3 thoughts on “Qualidade dos jornais: o impacto dos baixos salários, do extermínio dos velhos repórteres e do excesso de trabalho dos novatos

  1. Quem fatura menos de 80 mil reais por ano pode se cadastrar como Micro Empreendedor Individual (MEI). Pagará só 54 reais por mês de tributos, poderá passar nota fiscal online e contará tempo para a aposentadoria. Até maio de cada ano, terá de preencher uma declaração de renda da empresa, além da declaração de pessoa física.

    Peneirei as atividades às quais um jornalista MEI pode se dedicar:

    Código da Atividade Principal / Descrição da Atividade Principal
    ———————————————————————————
    58.13-1/00   Edição de revistas

    Código da Atividade Secundária / Descrição da Atividade Secundária
    —————————————————————————————-
    74.20-0/01   Atividades de produção de fotografias, exceto aérea e submarina
    58.12-3/02   Edição de jornais não diários
    58.12-3/01   Edição de jornais diários
    74.20-0/04   Filmagem de festas e eventos
    63.99-2/00   Outras atividades de prestação de serviços de informação não especificadas
    anteriormente
    59.12-0/99   Atividades de pós-produção cinematográfica, de vídeos e de programas de televisão não especificadas anteriormente
    58.11-5/00   Edição de livros
    58.19-1/00   Edição de cadastros, listas e de outros produtos gráficos

    Ao registrar sua MEI, coloque todas estas atividades.

  2. é preciso aceitar que algumas mudanças são prá sempre.. e partir para o novo mundo.. o que vcs estão esperando para fazer uma cooperativa de “jornalistas velhos”, em uma plataforma capaz de recriar o ambiente dos jornais, com dirigentes eleitos pela própria base de jornalistas? Sabia que isso é extremamente simples de fazer, sob o ponto de vista tecnológico.. o mais difícil é convencer a galera sobre os benefícios de trabalhar juntos..

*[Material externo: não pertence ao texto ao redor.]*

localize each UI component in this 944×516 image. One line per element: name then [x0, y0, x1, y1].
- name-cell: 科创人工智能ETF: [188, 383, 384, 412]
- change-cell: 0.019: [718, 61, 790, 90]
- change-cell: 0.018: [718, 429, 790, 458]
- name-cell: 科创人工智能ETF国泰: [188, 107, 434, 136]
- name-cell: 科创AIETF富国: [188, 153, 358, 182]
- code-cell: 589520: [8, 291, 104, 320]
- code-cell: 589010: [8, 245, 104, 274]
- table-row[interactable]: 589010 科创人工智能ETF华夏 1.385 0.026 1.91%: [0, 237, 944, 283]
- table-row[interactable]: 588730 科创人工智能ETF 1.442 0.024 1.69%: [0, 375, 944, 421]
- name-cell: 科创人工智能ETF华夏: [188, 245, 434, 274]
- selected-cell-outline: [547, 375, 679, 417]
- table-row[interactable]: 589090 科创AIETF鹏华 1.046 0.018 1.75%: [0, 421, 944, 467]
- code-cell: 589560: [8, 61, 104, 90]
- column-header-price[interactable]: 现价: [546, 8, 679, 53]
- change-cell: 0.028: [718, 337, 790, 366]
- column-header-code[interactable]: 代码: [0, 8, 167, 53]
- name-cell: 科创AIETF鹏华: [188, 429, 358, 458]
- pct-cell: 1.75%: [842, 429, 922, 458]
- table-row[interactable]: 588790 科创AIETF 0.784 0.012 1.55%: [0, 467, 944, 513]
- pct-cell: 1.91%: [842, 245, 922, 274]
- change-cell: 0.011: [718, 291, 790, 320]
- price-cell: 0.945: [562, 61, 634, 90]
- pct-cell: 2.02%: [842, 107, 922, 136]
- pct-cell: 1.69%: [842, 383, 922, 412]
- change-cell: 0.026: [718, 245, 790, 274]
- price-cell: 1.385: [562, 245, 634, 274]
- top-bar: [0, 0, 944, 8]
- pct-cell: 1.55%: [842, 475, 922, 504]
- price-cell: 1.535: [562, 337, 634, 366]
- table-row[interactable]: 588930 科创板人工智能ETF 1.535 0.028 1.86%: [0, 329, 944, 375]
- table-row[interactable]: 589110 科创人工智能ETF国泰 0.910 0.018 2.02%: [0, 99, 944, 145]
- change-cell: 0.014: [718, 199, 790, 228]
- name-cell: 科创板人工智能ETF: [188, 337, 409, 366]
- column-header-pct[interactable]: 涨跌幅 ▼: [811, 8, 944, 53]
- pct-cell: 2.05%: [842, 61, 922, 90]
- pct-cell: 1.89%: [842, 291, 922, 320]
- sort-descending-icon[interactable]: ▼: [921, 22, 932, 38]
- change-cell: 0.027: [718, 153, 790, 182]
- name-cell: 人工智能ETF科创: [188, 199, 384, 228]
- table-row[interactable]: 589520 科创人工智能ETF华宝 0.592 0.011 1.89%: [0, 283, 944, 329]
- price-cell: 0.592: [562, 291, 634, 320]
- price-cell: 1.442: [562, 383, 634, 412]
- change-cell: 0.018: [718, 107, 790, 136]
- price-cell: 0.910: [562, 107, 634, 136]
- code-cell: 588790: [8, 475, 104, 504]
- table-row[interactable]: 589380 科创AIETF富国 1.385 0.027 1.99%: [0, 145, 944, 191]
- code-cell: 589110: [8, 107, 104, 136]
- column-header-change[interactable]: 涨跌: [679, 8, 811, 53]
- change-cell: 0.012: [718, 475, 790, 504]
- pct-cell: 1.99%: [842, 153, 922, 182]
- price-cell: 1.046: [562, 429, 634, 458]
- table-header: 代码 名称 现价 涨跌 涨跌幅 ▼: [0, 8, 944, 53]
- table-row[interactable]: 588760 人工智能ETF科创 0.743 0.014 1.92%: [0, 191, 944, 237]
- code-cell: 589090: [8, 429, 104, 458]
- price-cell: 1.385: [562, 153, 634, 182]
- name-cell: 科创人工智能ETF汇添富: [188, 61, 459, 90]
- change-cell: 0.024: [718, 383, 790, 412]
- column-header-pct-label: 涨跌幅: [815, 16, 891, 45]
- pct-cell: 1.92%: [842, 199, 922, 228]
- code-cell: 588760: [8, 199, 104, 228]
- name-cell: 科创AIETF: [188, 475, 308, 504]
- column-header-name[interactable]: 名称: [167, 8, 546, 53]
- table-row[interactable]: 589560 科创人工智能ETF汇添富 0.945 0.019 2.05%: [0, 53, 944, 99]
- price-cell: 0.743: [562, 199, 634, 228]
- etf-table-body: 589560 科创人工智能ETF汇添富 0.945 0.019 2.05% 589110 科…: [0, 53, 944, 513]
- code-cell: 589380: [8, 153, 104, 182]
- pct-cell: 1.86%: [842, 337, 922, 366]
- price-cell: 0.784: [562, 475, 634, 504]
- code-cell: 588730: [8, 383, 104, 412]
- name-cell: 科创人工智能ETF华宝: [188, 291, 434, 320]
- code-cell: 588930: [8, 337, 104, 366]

    1. Também acho. Aliás, emprego deveria ser proibido. Mais especificamente, a relação patrão/empregado. Só empresas deveriam poder vender serviços, e só os serviços de seus sócios ou associados. Aí, os sindicatos se transformariam grandes cooperativas de trabalho que associariam todos os profissionais da área, inclusive os que estão sem trabalho. Dessa forma, podem contabilizar e incluir em seus custos o trabalho estocado, que é o que representa um desempregado. Nenhuma empresa sobreviveria se não contabilizasse os estoques. Por que os trabalhadores não poderiam fazer o mesmo? Este arranjo resultaria em desemprego ZERO.

      Junte a isto contratos de trabalho proporcionais ao desempenho da empresa contratante (isto é, remuneração como custo variável e proporcional, não mais como custo fixo), e nós teremos uma economia resistente à crises e uma remuneração justa para o trabalho, o pé mais fraco do tripé econômico “produtores+comerciantes+servidores”.

      Mas a esquerda teria de abrir mão do salário fixo, uma de suas maiores conquistas. E os ex-patrões teriam que abrir mão de quererem mandar nas pessoas autoritariamente.

      Ambos seriam praticamente sócios, repartindo os riscos e os lucros.
      Seria a *Primeirização*. Enquanto a terceirização coloca mais um patrão na roda, a Primeirização acaba com todos os patrões. E com empregados. E com desempregados.